Barbados 'safe for foreign investors'
Published on: 5/12/08.
by Tony Best
IF, AS FINANCIAL GURUS ASSERT, investment is a matter
of "balancing risks and returns" then Barbados is a "safe place
to put your money".
That was particularly true, advised Charlie Skeete, a recently retired senior economic adviser at the Inter-American Development Bank in Washington, when
it came to "Government paper," bonds and treasury bills.
"Barbados has a stellar reputation in the international money markets and that goes back to the . . . 1950s and early 1960s with a loan raised on the London market," Skeete told BARBADOS BUSINESS AUTHORITY.
"The Barbados Government has
a well-establish record as a good investment and its paper comes with a kind of lineage. There is no reason why an investor in Canada or anywhere else who is looking
for an opportunity to feel that
non-repayment was around the corner with Barbados," he added.
He pointed out that Barbados was among the few developing countries in the world with an investment-grade rating from Wall Street and it had no history of defaulting on its loans.
Three other countries in the emerging market of the Caribbean and Latin America have investment-grade ratings: Trinidad and Tobago, The Bahamas, and Chile.

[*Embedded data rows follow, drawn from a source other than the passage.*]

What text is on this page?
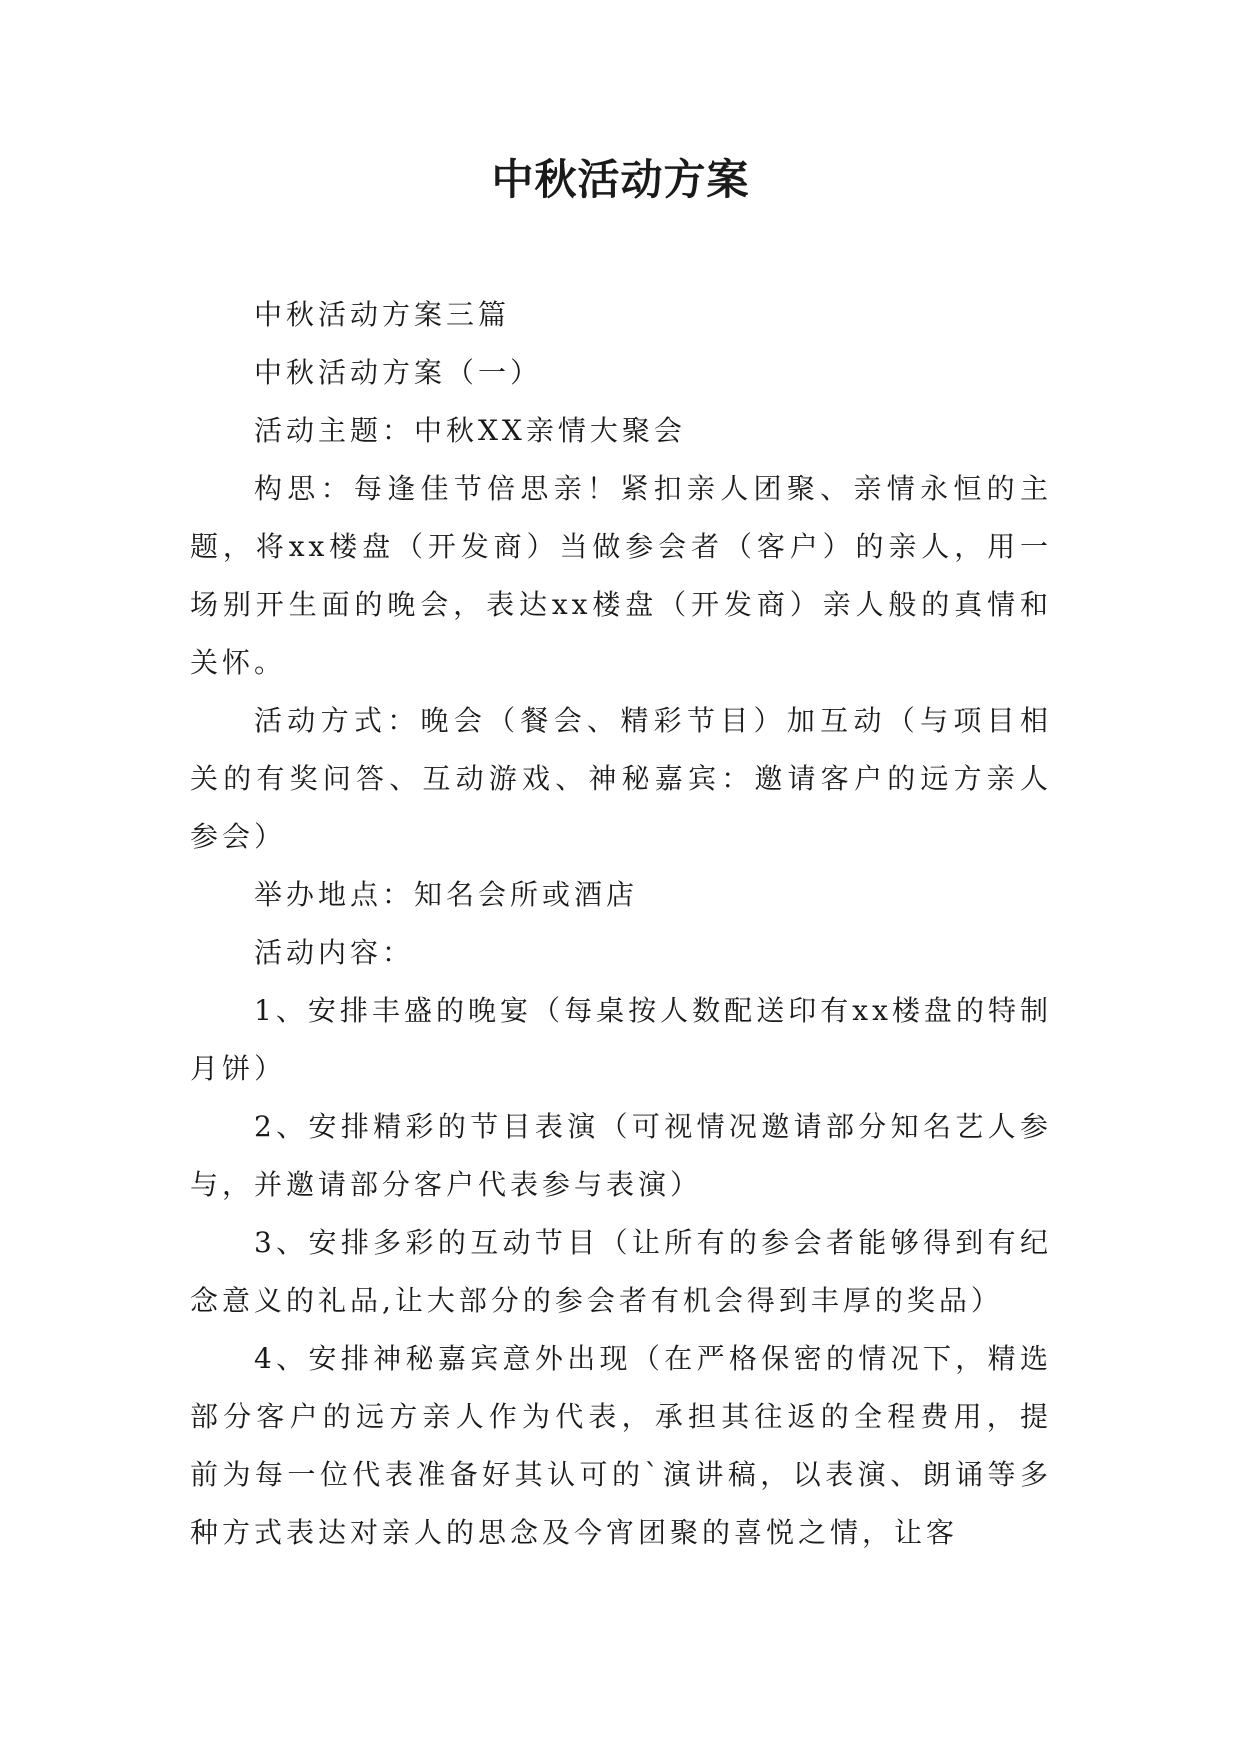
中秋活动方案

中秋活动方案三篇

中秋活动方案（一）

活动主题：中秋XX亲情大聚会

构思：每逢佳节倍思亲！紧扣亲人团聚、亲情永恒的主题，将xx楼盘（开发商）当做参会者（客户）的亲人，用一场别开生面的晚会，表达xx楼盘（开发商）亲人般的真情和关怀。

活动方式：晚会（餐会、精彩节目）加互动（与项目相关的有奖问答、互动游戏、神秘嘉宾：邀请客户的远方亲人参会）

举办地点：知名会所或酒店

活动内容：

1、安排丰盛的晚宴（每桌按人数配送印有xx楼盘的特制月饼）

2、安排精彩的节目表演（可视情况邀请部分知名艺人参与，并邀请部分客户代表参与表演）

3、安排多彩的互动节目（让所有的参会者能够得到有纪念意义的礼品,让大部分的参会者有机会得到丰厚的奖品）

4、安排神秘嘉宾意外出现（在严格保密的情况下，精选部分客户的远方亲人作为代表，承担其往返的全程费用，提前为每一位代表准备好其认可的`演讲稿，以表演、朗诵等多种方式表达对亲人的思念及今宵团聚的喜悦之情，让客
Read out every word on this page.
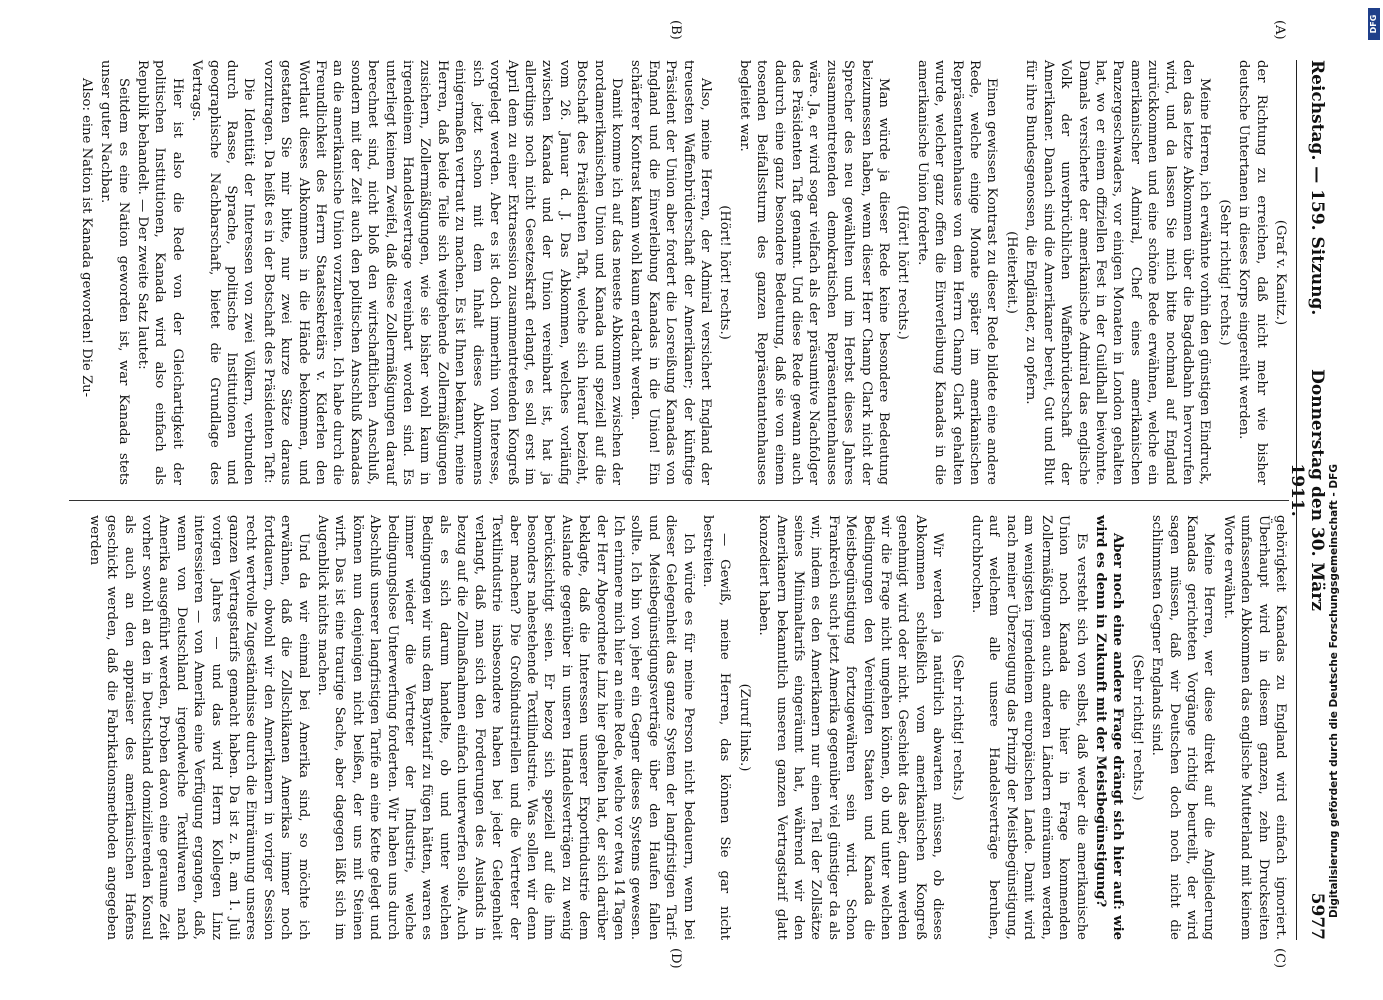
Reichstag. — 159. Sitzung.
Donnerstag den 30. März 1911.
5977
(A)
(B)
(C)
(D)

(Graf v. Kanitz.)

der Richtung zu erreichen, daß nicht mehr wie bisher deutsche Untertanen in dieses Korps eingereiht werden.

(Sehr richtig! rechts.)

Meine Herren, ich erwähnte vorhin den günstigen Eindruck, den das letzte Abkommen über die Bagdadbahn hervorrufen wird, und da lassen Sie mich bitte nochmal auf England zurückkommen und eine schöne Rede erwähnen, welche ein amerikanischer Admiral, Chef eines amerikanischen Panzergeschwaders, vor einigen Monaten in London gehalten hat, wo er einem offiziellen Fest in der Guildhall beiwohnte. Damals versicherte der amerikanische Admiral das englische Volk der unverbrüchlichen Waffenbrüderschaft der Amerikaner. Danach sind die Amerikaner bereit, Gut und Blut für ihre Bundesgenossen, die Engländer, zu opfern.

(Heiterkeit.)

Einen gewissen Kontrast zu dieser Rede bildete eine andere Rede, welche einige Monate später im amerikanischen Repräsentantenhause von dem Herrn Champ Clark gehalten wurde, welcher ganz offen die Einverleibung Kanadas in die amerikanische Union forderte.

(Hört! hört! rechts.)

Man würde ja dieser Rede keine besondere Bedeutung beizumessen haben, wenn dieser Herr Champ Clark nicht der Sprecher des neu gewählten und im Herbst dieses Jahres zusammentretenden demokratischen Repräsentantenhauses wäre. Ja, er wird sogar vielfach als der präsumtive Nachfolger des Präsidenten Taft genannt. Und diese Rede gewann auch dadurch eine ganz besondere Bedeutung, daß sie von einem tosenden Beifallssturm des ganzen Repräsentantenhauses begleitet war.

(Hört! hört! rechts.)

Also, meine Herren, der Admiral versichert England der treuesten Waffenbrüderschaft der Amerikaner; der künftige Präsident der Union aber fordert die Losreißung Kanadas von England und die Einverleibung Kanadas in die Union! Ein schärferer Kontrast kann wohl kaum erdacht werden.

Damit komme ich auf das neueste Abkommen zwischen der nordamerikanischen Union und Kanada und speziell auf die Botschaft des Präsidenten Taft, welche sich hierauf bezieht, vom 26. Januar d. J. Das Abkommen, welches vorläufig zwischen Kanada und der Union vereinbart ist, hat ja allerdings noch nicht Gesetzeskraft erlangt, es soll erst im April dem zu einer Extrasession zusammentretenden Kongreß vorgelegt werden. Aber es ist doch immerhin von Interesse, sich jetzt schon mit dem Inhalt dieses Abkommens einigermaßen vertraut zu machen. Es ist Ihnen bekannt, meine Herren, daß beide Teile sich weitgehende Zollermäßigungen zusichern, Zollermäßigungen, wie sie bisher wohl kaum in irgendeinem Handelsvertrage vereinbart worden sind. Es unterliegt keinem Zweifel, daß diese Zollermäßigungen darauf berechnet sind, nicht bloß den wirtschaftlichen Anschluß, sondern mit der Zeit auch den politischen Anschluß Kanadas an die amerikanische Union vorzubereiten. Ich habe durch die Freundlichkeit des Herrn Staatssekretärs v. Kiderlen den Wortlaut dieses Abkommens in die Hände bekommen, und gestatten Sie mir bitte, nur zwei kurze Sätze daraus vorzutragen. Da heißt es in der Botschaft des Präsidenten Taft:

Die Identität der Interessen von zwei Völkern, verbunden durch Rasse, Sprache, politische Institutionen und geographische Nachbarschaft, bietet die Grundlage des Vertrags.

Hier ist also die Rede von der Gleichartigkeit der politischen Institutionen, Kanada wird also einfach als Republik behandelt. — Der zweite Satz lautet:

Seitdem es eine Nation geworden ist, war Kanada stets unser guter Nachbar.

Also: eine Nation ist Kanada geworden! Die Zu-

gehörigkeit Kanadas zu England wird einfach ignoriert. Überhaupt wird in diesem ganzen, zehn Druckseiten umfassenden Abkommen das englische Mutterland mit keinem Worte erwähnt.

Meine Herren, wer diese direkt auf die Angliederung Kanadas gerichteten Vorgänge richtig beurteilt, der wird sagen müssen, daß wir Deutschen doch noch nicht die schlimmsten Gegner Englands sind.

(Sehr richtig! rechts.)

Aber noch eine andere Frage drängt sich hier auf: wie wird es denn in Zukunft mit der Meistbegünstigung?

Es versteht sich von selbst, daß weder die amerikanische Union noch Kanada die hier in Frage kommenden Zollermäßigungen auch anderen Ländern einräumen werden, am wenigsten irgendeinem europäischen Lande. Damit wird nach meiner Überzeugung das Prinzip der Meistbegünstigung, auf welchem alle unsere Handelsverträge beruhen, durchbrochen.

(Sehr richtig! rechts.)

Wir werden ja natürlich abwarten müssen, ob dieses Abkommen schließlich vom amerikanischen Kongreß genehmigt wird oder nicht. Geschieht das aber, dann werden wir die Frage nicht umgehen können, ob und unter welchen Bedingungen den Vereinigten Staaten und Kanada die Meistbegünstigung fortzugewähren sein wird. Schon Frankreich sucht jetzt Amerika gegenüber viel günstiger da als wir, indem es den Amerikanern nur einen Teil der Zollsätze seines Minimaltarifs eingeräumt hat, während wir den Amerikanern bekanntlich unseren ganzen Vertragstarif glatt konzediert haben.

(Zuruf links.)

— Gewiß, meine Herren, das können Sie gar nicht bestreiten.

Ich würde es für meine Person nicht bedauern, wenn bei dieser Gelegenheit das ganze System der langfristigen Tarif- und Meistbegünstigungsverträge über den Haufen fallen sollte. Ich bin von jeher ein Gegner dieses Systems gewesen. Ich erinnere mich hier an eine Rede, welche vor etwa 14 Tagen der Herr Abgeordnete Linz hier gehalten hat, der sich darüber beklagte, daß die Interessen unserer Exportindustrie dem Auslande gegenüber in unseren Handelsverträgen zu wenig berücksichtigt seien. Er bezog sich speziell auf die ihm besonders nahestehende Textilindustrie. Was sollen wir denn aber machen? Die Großindustriellen und die Vertreter der Textilindustrie insbesondere haben bei jeder Gelegenheit verlangt, daß man sich den Forderungen des Auslands in bezug auf die Zollmaßnahmen einfach unterwerfen solle. Auch als es sich darum handelte, ob und unter welchen Bedingungen wir uns dem Bayntarif zu fügen hätten, waren es immer wieder die Vertreter der Industrie, welche bedingungslose Unterwerfung forderten. Wir haben uns durch Abschluß unserer langfristigen Tarife an eine Kette gelegt und können nun denjenigen nicht beißen, der uns mit Steinen wirft. Das ist eine traurige Sache, aber dagegen läßt sich im Augenblick nichts machen.

Und da wir einmal bei Amerika sind, so möchte ich erwähnen, daß die Zollschikanen Amerikas immer noch fortdauern, obwohl wir den Amerikanern in voriger Session recht wertvolle Zugeständnisse durch die Einräumung unseres ganzen Vertragstarifs gemacht haben. Da ist z. B. am 1. Juli vorigen Jahres — und das wird Herrn Kollegen Linz interessieren — von Amerika eine Verfügung ergangen, daß, wenn von Deutschland irgendwelche Textilwaren nach Amerika ausgeführt werden, Proben davon eine geraume Zeit vorher sowohl an den in Deutschland domizilierenden Konsul als auch an den appraiser des amerikanischen Hafens geschickt werden, daß die Fabrikationsmethoden angegeben werden	Digitalisierung gefördert durch die Deutsche Forschungsgemeinschaft - DFG
DFG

"That makes them very attractive to investors from the United States and Canada,"
added Skeete.
The former Barbados Ambassador in Washington was commenting on a report written by Benjamin Tal, an economist with the Canadian Imperial Bank of Commerce in Ottawa, about the conservative mood of Canadian investors these days. CIBC is the parent company of FirstCaribbean International Bank.
In the CIBC World Markets report, Tal said Canadian investors seeking a safe haven from volatile stock markets were moving their funds to super-safe investment such as government savings bonds and Treasury bills.